Mes collègues interviendront sur la 0.1, et la 0.3 essentiellement, les 0.4 et 5 relevant de la responsabilité de l’Etat qui a la pouvoir de fermer les salles de prières notamment en période d’état d’urgence au vu d’éléments tangibles (Ripert : délibération 0.4) autres que vos allégations infondées (Pégurier : délibération 0.5).
J’en viens donc à la 0.2
Bien entendu vous auriez souhaité que le préfet suive l’avis du commissaire enquêteur, car en effet, c’est sans surprise que celui-ci, chargé du rapport sur la DUP pour la création d’une crèche rue Pontremoli, a conclu à un avis favorable. La procédure d’instruction de la DUP ne pouvait qu’aboutir à ce résultat puisqu’il s’agissait de déterminer si ce besoin était d’intérêt général
Toutefois je rappelle que l’avis du commissaire enquêteur n’est que consultatif et que le préfet n’est pas tenu de le suivre et il ne l’a pas suivi. D’ailleurs, s’il le suivait, il reste des voies de recours et c’est une longue bataille juridique qui s’annoncerait.

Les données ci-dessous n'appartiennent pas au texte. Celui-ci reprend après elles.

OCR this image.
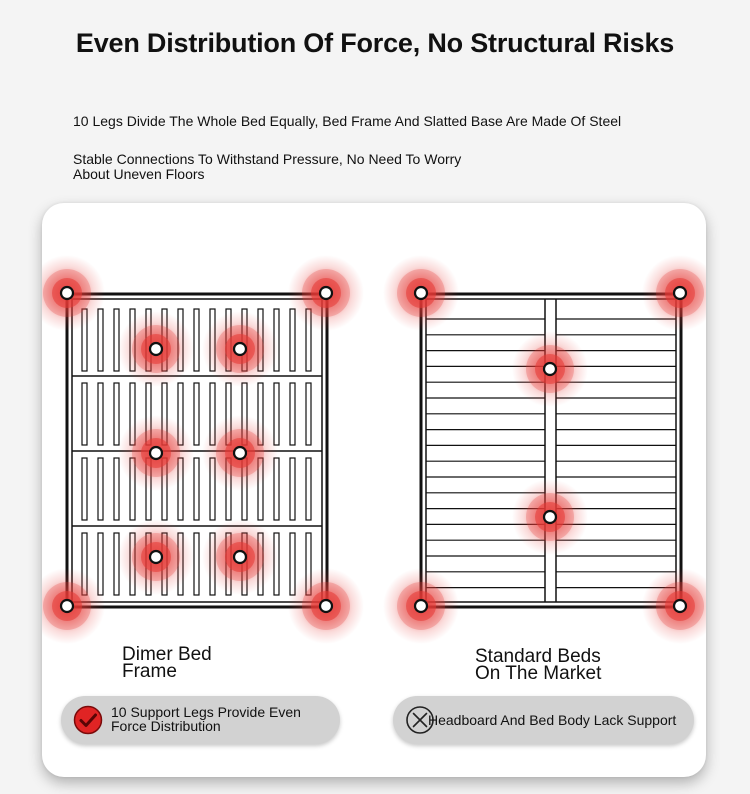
Even Distribution Of Force, No Structural Risks
10 Legs Divide The Whole Bed Equally, Bed Frame And Slatted Base Are Made Of Steel
Stable Connections To Withstand Pressure, No Need To Worry About Uneven Floors
Dimer Bed
Frame
Standard Beds
On The Market
10 Support Legs Provide Even Force Distribution	Headboard And Bed Body Lack Support
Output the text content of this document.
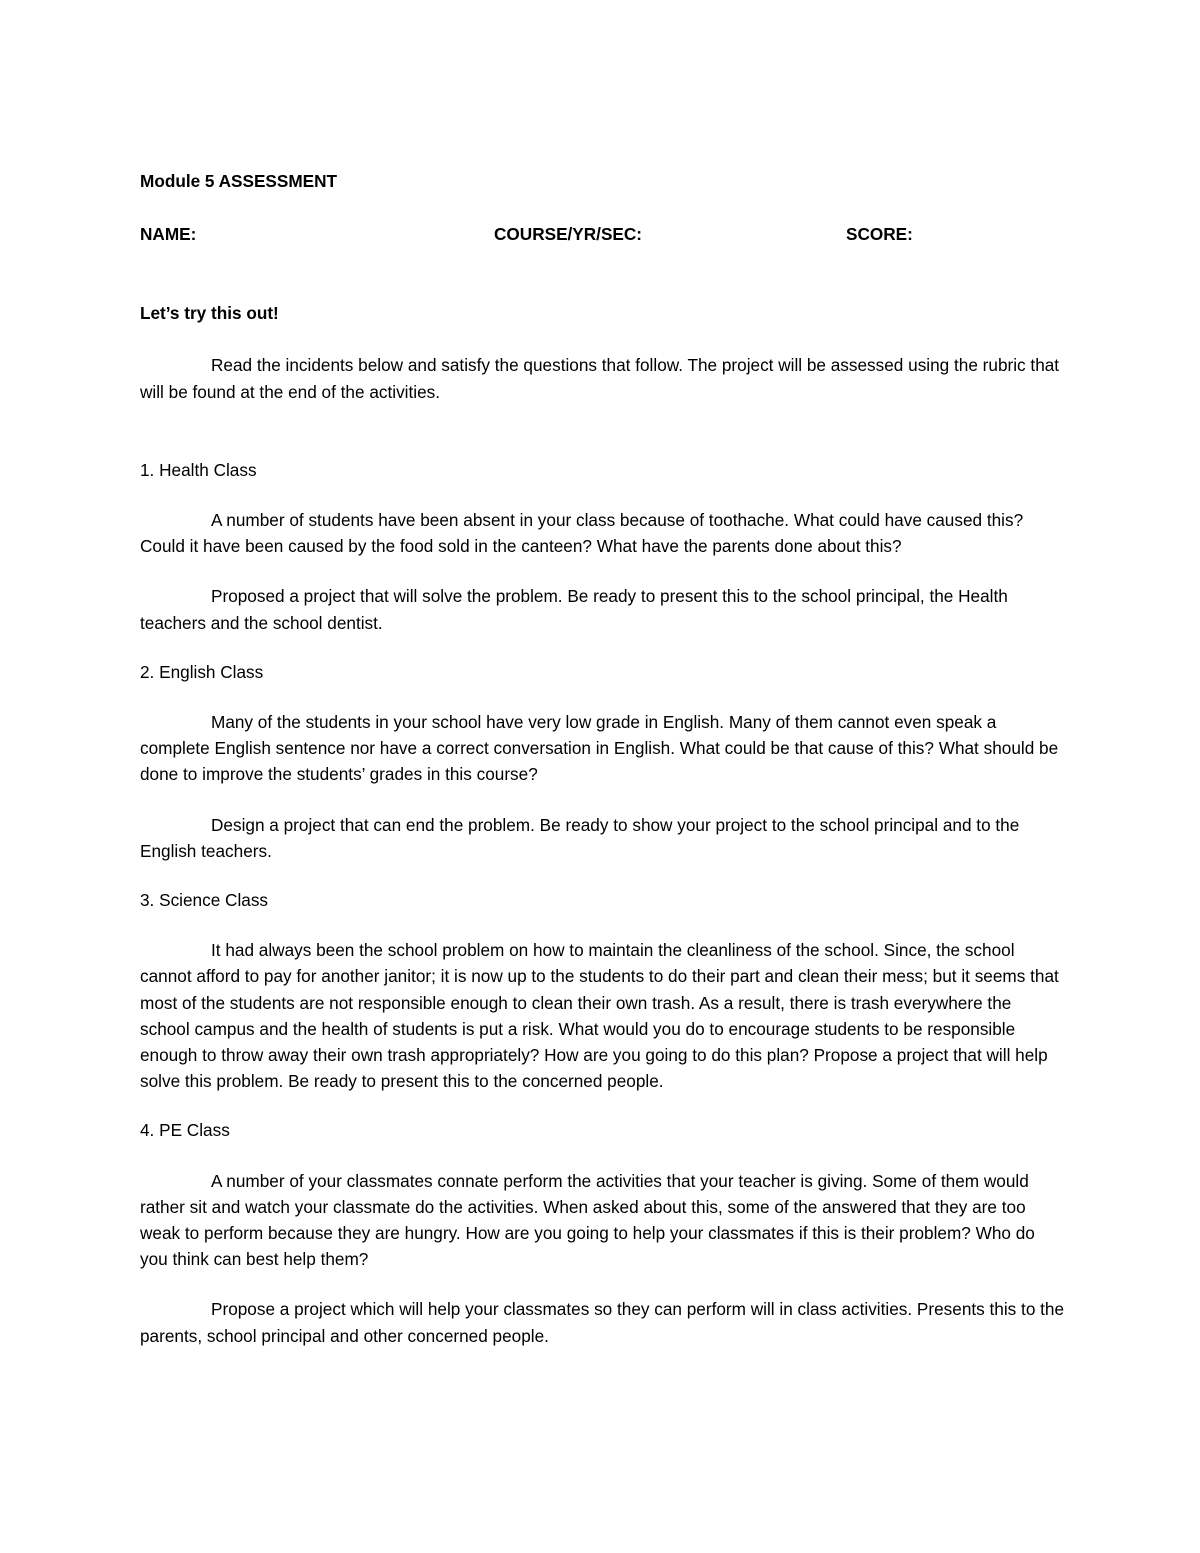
Module 5 ASSESSMENT

NAME:	COURSE/YR/SEC:	SCORE:

Let’s try this out!

Read the incidents below and satisfy the questions that follow. The project will be assessed using the rubric that will be found at the end of the activities.

1. Health Class

A number of students have been absent in your class because of toothache. What could have caused this? Could it have been caused by the food sold in the canteen? What have the parents done about this?

Proposed a project that will solve the problem. Be ready to present this to the school principal, the Health teachers and the school dentist.

2. English Class

Many of the students in your school have very low grade in English. Many of them cannot even speak a complete English sentence nor have a correct conversation in English. What could be that cause of this? What should be done to improve the students’ grades in this course?

Design a project that can end the problem. Be ready to show your project to the school principal and to the English teachers.

3. Science Class

It had always been the school problem on how to maintain the cleanliness of the school. Since, the school cannot afford to pay for another janitor; it is now up to the students to do their part and clean their mess; but it seems that most of the students are not responsible enough to clean their own trash. As a result, there is trash everywhere the school campus and the health of students is put a risk. What would you do to encourage students to be responsible enough to throw away their own trash appropriately? How are you going to do this plan? Propose a project that will help solve this problem. Be ready to present this to the concerned people.

4. PE Class

A number of your classmates connate perform the activities that your teacher is giving. Some of them would rather sit and watch your classmate do the activities. When asked about this, some of the answered that they are too weak to perform because they are hungry. How are you going to help your classmates if this is their problem? Who do you think can best help them?

Propose a project which will help your classmates so they can perform will in class activities. Presents this to the parents, school principal and other concerned people.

Par ailleurs, le préfet a un an pour signer la DUP et il n’a pas dit qu’il ne la signerait pas puisqu’il y a deux conditions à remplir, un legs de la part du propriétaire et l’entrée au conseil d’administration des deux autres sensibilités représentant le culte musulman sur la ville. Pourquoi cet empressement. Laissons du temps au temps.
Le legs, vous savez qu’il va intervenir puisqu’il n’y a plus aucun obstacle juridique. Tant que l’association était culturelle donc régie par la loi de 1901, il ne pouvait y avoir ce legs tout simplement parce que vous auriez pu le préempter. Désormais c’est une association cultuelle loi de 1905, ce qui veut dire que vous ne pouvez plus préempter le legs.
Quant à la seconde condition, je ne sais pas qui fait parler qui. Je fais référence au courrier que vous avez adressé au Préfet des AM où vous dites avoir rencontré messieurs Bekri et Aïssaoui et avoir constaté qu’à ce jour ces conditions ne sont pas remplies. Mais je sais par contre qui écrit quoi et j’ai là en main un courrier signé par quatre responsables religieux dont messieurs Aïssaoui et Bekri, mais également messieurs Chatti et Magmadov daté du 12 janvier 2016 où ils disent notamment « nous tenons solennellement à vous dire que nous ne nous sommes jamais prononcés contre votre projet », dénonçant unanimement le sous dimensionnement des lieux de prières à Nice. Je n’ai bien entendu pas le temps de la lire.
Ce qui choque dans cette affaire, c’est que la mairie a donné une autorisation de travaux, que plusieurs centaines de milliers d’euros de travaux ont été fait et que cette mosquée est prête à ouvrir.
Ce qui choque dans cette affaire, c’est que vous ne pouvez pas nier l’antériorité du projet de la mosquée par rapport au projet de la crèche, ce que vous rappelez au 31ème considérant en citant le Préfet. Empêcher la construction d’un lieu de culte musulman, les maires successifs ont démontré leur savoir-faire, et dans les faits, il n’y a aucune différence entre un Peyrat qui préempte un local pour en faire un local à poubelle et un Estrosi qui en préempte un autre pour en faire autre chose.
Mais cette fois-ci, il ne s’agit pas d’empêcher la construction, il s’agit d’empêcher une ouverture et donc de détruire. La symbolique n’est pas la même.
Ce qui choque dans cette affaire, c’est qu’elle est strictement politique. D’ailleurs, vous l’avez clairement exprimé le 20 octobre 2012 : « J’utiliserai tous les moyens juridiques en ma possession et chacun sait que chaque fois que j’ai voulu m’opposer à un lieu de culte, j’ai trouvé les moyens juridiques ». Déclaration publique ô combien précieuse si demain s’ouvrait une procédure contentieuse. Car la jurisprudence du Conseil d’Etat, enfin pourrais-je dire, est claire. Le rôle d’un maire n’est ni d’entraver la liberté de culte, ni de mettre un culte sous tutelle. C’est un abus de pouvoir.
C’est en persistant dans cette voie de l’humiliation et en refusant une reconnaissance légitime à nos concitoyens de confession musulmane que l’on alimente l’islam des caves et des garages, la clandestinité avec au final la radicalisation des jeunes, nombreux à Nice, à avoir rejoint la Syrie.
C’est pour toutes ces raisons que nous voterons contre cette délibération.